Additionally, he addressed Republican-led opposition to ESG investing for state retirement plan participants, which has cropped up from several U.S. states.

“We’re shifting from values to value, and we’re putting that front and center,” Henisz said. “When you hear opponents of ESG saying, ‘We’re not going to have those woke liberals on the East Coast tell us about what should go into our [state] plan[s], we’re not going to let their ideology [in]’—ESG isn’t about ideology. It’s about economics, it’s about getting the economics right [and] about how environmental, social and governance factors affect an investment thesis.
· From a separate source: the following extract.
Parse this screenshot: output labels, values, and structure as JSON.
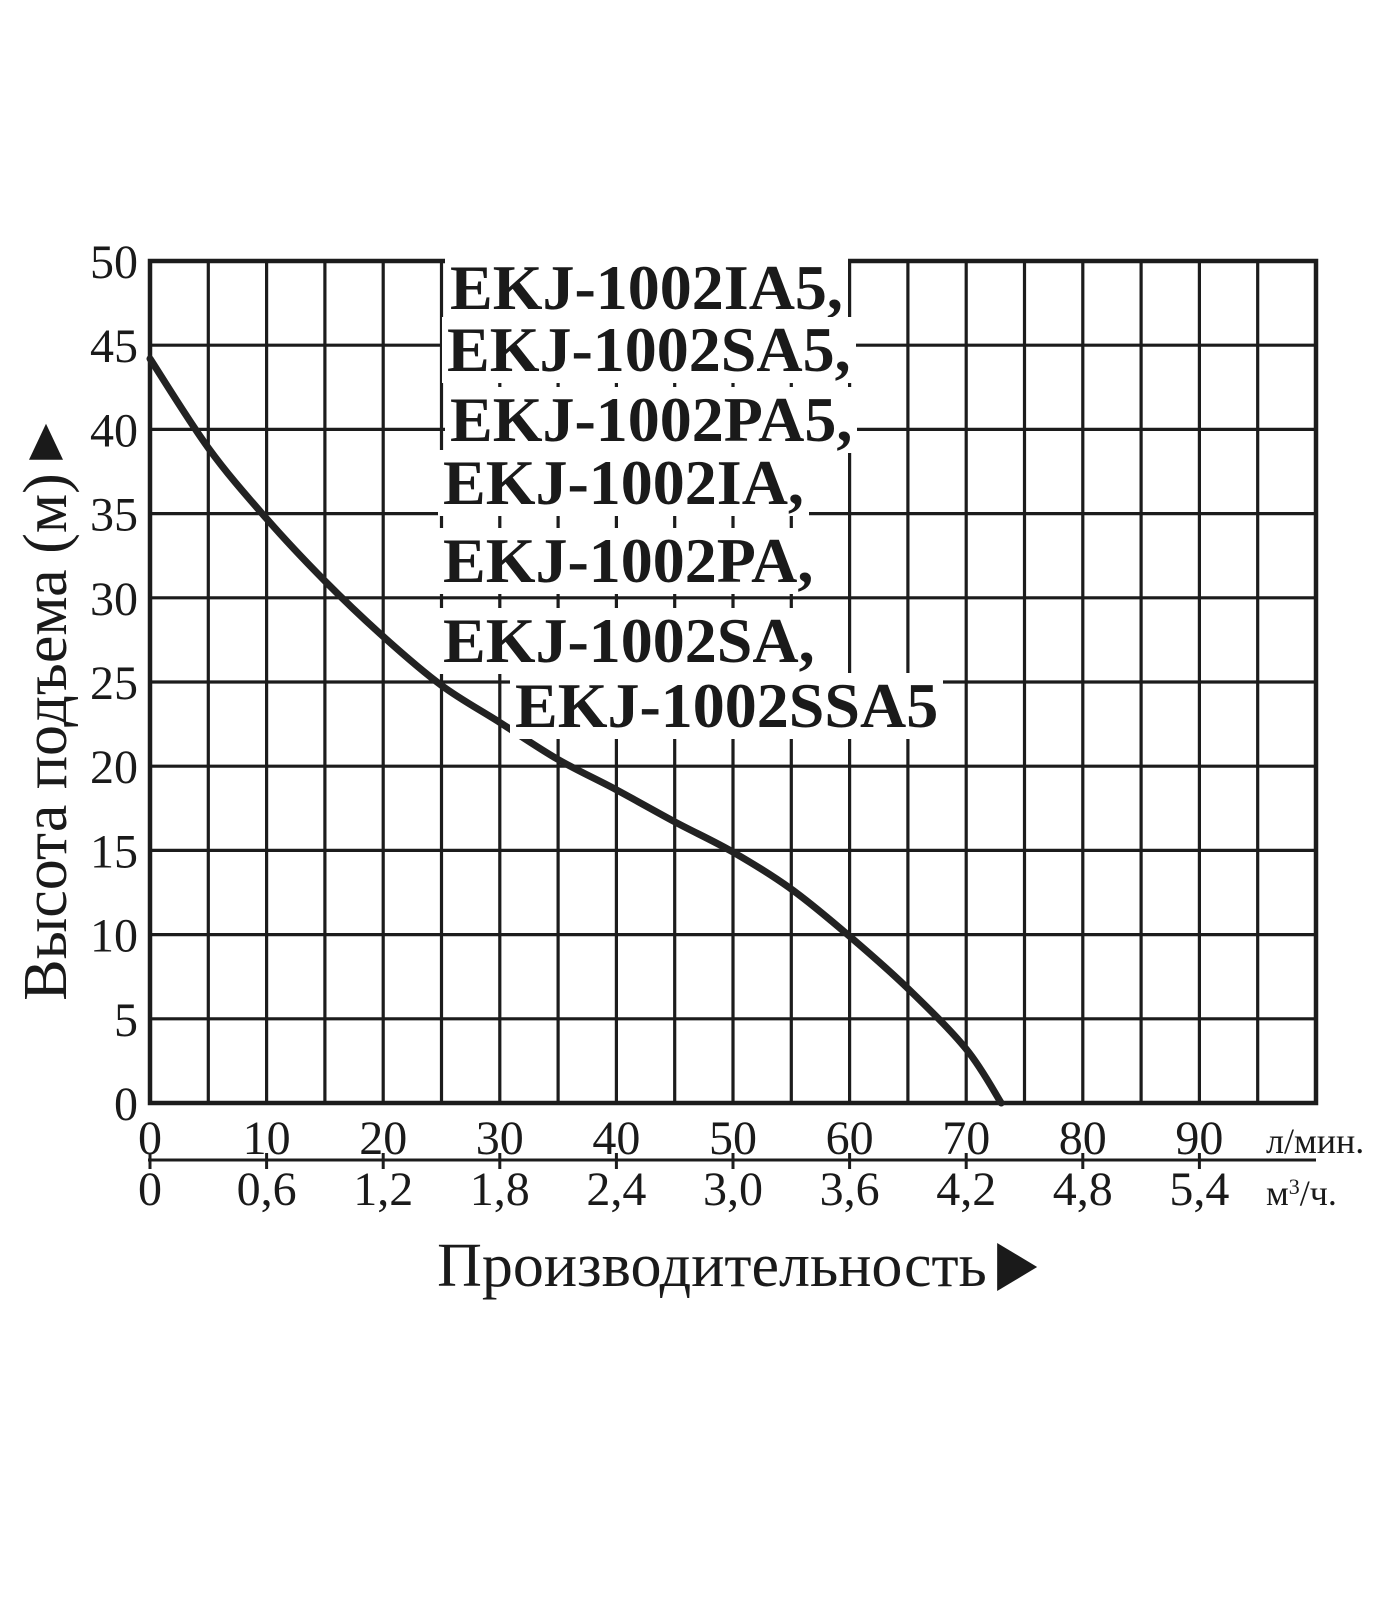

There are different ways of doing that.”

Henisz added it is important for the retirement sector to have a greater understanding that sustainable investing has changed. 

“What is distinguished about ESG, as opposed to where we started back in the 60s and 70s—with funds looking at not investing in munitions during the Vietnam War—is that we’re putting value front and center, and this is about a business case, and that dampens a lot of the opposition and the criticism to ESG that we’ve seen in recent months,” he said.

While Henisz favored the three categories Treichel laid out, he supplemented the list and said understanding ESG in categories can help plan sponsors and retirement plan advisers become better educated on what constitutes ESG and how to communicate it. 

“One is an engagement strategy [in which] you don’t need to shift your portfolio at all, [and] you could buy an S&P 500 fund that just votes according to ESG principles,” he said, using the Engine No. 1 U.S. activist and impact-focused investment firm as an example.

The fifth category he described is thematic.

“[Investors] might want a water-[focused] or a gender-[focused] or a carbon-neutral fund,” he said. “Those are going to be taking on more risk [than engagement strategy] because you’re zeroing in on a given sector or a given investment thesis.”

“[With] those five buckets, we can start saying ‘okay, they’re different strategies, which one appeals to you,” Henisz said.

Ultimately, for the retirement sector, better understanding ESG, “comes back to where we started and educating,” he said.